先程の『おざしづ』は以下の言葉で締めくくられています。
これだけ諭したら、自由の理は分かるやろ。
『自由の理』が分かれば『たんのう』できる
明治二十一年七月二十八日の『おさしづ』を参照すると・・・
人間かりもの思うようにならん/\というは、かりものの証拠。
身上で身体が思うようにならない・・・
事情で何もかも思うようにならない・・・
実は、思うようにならなくて当然なのです。
身上事情、この世の形あるもの全ては『かりもの』。
この身体、衣食住、地球、太陽、宇宙・・・
全ては神様からお借りしている『かりもの』なのです。
明治二十二年二月二十四日の『おさしづ』では・・・
人間というものは、身はかりもの、心一つが我がのもの。
たった一つの心より、どんな理も日々出る
『心一つが我がのもの』。
心だけは人間のもの。
つまり、心だけが自由に使える人間のもの。
一方、『かしもの』である身体、その他一切の形は、人間の思い通りにならない神様のもの。
でも、ここで一つ疑問が生じます。
人間の思い通りにならない『かしもの』ですが、私達は日常的に身体を思い通りに使用していますよね?
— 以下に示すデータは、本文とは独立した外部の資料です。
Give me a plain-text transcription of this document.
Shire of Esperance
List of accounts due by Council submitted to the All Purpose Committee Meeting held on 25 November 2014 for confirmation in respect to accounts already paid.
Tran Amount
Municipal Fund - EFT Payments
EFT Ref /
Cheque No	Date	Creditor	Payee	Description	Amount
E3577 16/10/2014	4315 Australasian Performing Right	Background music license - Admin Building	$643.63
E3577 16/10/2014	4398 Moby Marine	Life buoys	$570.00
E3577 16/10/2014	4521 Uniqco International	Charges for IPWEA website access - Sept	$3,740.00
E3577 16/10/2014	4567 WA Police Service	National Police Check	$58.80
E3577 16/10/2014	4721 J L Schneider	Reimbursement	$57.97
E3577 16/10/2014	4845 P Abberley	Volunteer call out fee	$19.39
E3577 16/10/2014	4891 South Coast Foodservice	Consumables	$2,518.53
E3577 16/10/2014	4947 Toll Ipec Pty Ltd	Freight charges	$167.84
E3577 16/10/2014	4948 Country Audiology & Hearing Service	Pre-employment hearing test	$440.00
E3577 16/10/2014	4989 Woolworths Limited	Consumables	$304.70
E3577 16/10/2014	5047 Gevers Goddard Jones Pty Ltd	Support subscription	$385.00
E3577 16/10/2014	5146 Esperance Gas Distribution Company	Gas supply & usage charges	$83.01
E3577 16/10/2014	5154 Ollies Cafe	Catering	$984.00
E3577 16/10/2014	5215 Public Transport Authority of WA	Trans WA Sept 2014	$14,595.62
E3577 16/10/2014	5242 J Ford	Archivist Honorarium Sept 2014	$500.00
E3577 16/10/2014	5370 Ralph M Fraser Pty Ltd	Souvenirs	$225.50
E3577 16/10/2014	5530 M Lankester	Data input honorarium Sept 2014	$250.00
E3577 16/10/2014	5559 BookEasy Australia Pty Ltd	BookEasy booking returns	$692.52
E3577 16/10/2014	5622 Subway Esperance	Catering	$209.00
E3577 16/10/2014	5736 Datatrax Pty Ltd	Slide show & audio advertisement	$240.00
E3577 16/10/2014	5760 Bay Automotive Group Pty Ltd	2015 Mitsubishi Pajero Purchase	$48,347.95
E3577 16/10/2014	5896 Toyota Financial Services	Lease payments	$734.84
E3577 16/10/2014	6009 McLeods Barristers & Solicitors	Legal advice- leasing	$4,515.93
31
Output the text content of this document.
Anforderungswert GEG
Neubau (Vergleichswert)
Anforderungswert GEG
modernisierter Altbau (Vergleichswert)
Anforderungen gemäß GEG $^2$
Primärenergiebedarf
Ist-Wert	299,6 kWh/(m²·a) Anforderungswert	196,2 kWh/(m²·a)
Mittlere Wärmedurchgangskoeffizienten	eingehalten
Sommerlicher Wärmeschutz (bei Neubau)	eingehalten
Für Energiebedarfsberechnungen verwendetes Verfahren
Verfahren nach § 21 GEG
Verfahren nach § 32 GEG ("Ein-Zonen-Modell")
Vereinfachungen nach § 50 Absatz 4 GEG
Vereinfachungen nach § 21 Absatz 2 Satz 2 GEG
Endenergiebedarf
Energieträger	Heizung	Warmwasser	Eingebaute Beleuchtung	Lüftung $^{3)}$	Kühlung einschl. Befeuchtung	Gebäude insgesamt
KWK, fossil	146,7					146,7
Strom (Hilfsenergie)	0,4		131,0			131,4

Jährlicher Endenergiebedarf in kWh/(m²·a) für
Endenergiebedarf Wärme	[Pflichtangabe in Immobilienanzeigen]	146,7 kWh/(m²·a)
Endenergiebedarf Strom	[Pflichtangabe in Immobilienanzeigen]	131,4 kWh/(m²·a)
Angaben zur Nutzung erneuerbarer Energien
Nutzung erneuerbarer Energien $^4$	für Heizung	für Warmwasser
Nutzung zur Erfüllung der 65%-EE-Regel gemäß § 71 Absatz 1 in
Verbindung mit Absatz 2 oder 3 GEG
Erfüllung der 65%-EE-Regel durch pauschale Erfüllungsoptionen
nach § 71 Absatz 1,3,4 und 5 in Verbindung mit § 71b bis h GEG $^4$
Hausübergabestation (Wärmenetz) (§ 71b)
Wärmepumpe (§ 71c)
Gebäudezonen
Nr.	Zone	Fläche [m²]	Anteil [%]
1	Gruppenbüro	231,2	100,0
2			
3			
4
思い通りに御飯を食べ、思い通りに遊び、思い通りに出掛け、思うように行動していませんか?
実際、手を動かせば思い通りに動かせます。
人間が自由に動かせない『かりもの』でも、いったん借りたら後は人間の自由に使えるのでしょうか?
いえいえ、『かりもの』は絶対に侵せない神様の領分。
人間に『かりもの』を自由にできる理はありません。
心臓の鼓動一つ、指先一つ動かすことはできません。
これは絶対に曲げられない永遠不変の原則です。
それでは何故、人間の思い通りに身体が動いているように見えるのか?
『たった一つの心より、どんな理も日々出る』
人間が一つ心を使えば『理の種』になります。
『理の種』は神の田地に蒔かれ『心通りの守護』を頂き『理の実』になります。
平たく言えば、
人間の心通りに神様が形を動かしている。
要するに『心通りの守護』のお陰で『心』と『かりもの』が一つに繋がり、人間は思い思いに生命活動を営めるのです。
- かりもの
- 心通りの守護
- 心自由
そして、この三つが揃って『自由の理』が発揮されるのです。
この図式通りに「喜びの循環」が起きれば、もはや心を妨げる障害は何も発生せず、本当の「心自由」を実感できる・・・
これが『自由の理』。
反対に、
この図式通りに「不足の循環」が起きれば、やることなすこと心の障害となり「難儀不自由」な状況に陥ってしまう・・・
『理(上図式の青文字)』は変わりないのに、人間の心が変わるだけで、世界の様相は一変してしまうのです。
これが人間心に支配された世界の現状。
人間は『心自由』でありながら、「心不自由」に甘んじて生きて来たのです。
目の前の前生因縁に捕らわれて・・・
不足不安の心、我が身思案の心、喜べない心から逃れられず・・・
先程、『前生いんねん』の因果関係が分からないと言いましたが、私達は神様を知らず「不自由の心」で過去を生きて来たのだから、どんな因縁が現れてもおかしくないのです。
もし仮に『前生いんねん』が明らかにされたら?
もし、虐待、強姦、強盗、殺人・・・目を背けたくなるような過去を生きて来たとしたら?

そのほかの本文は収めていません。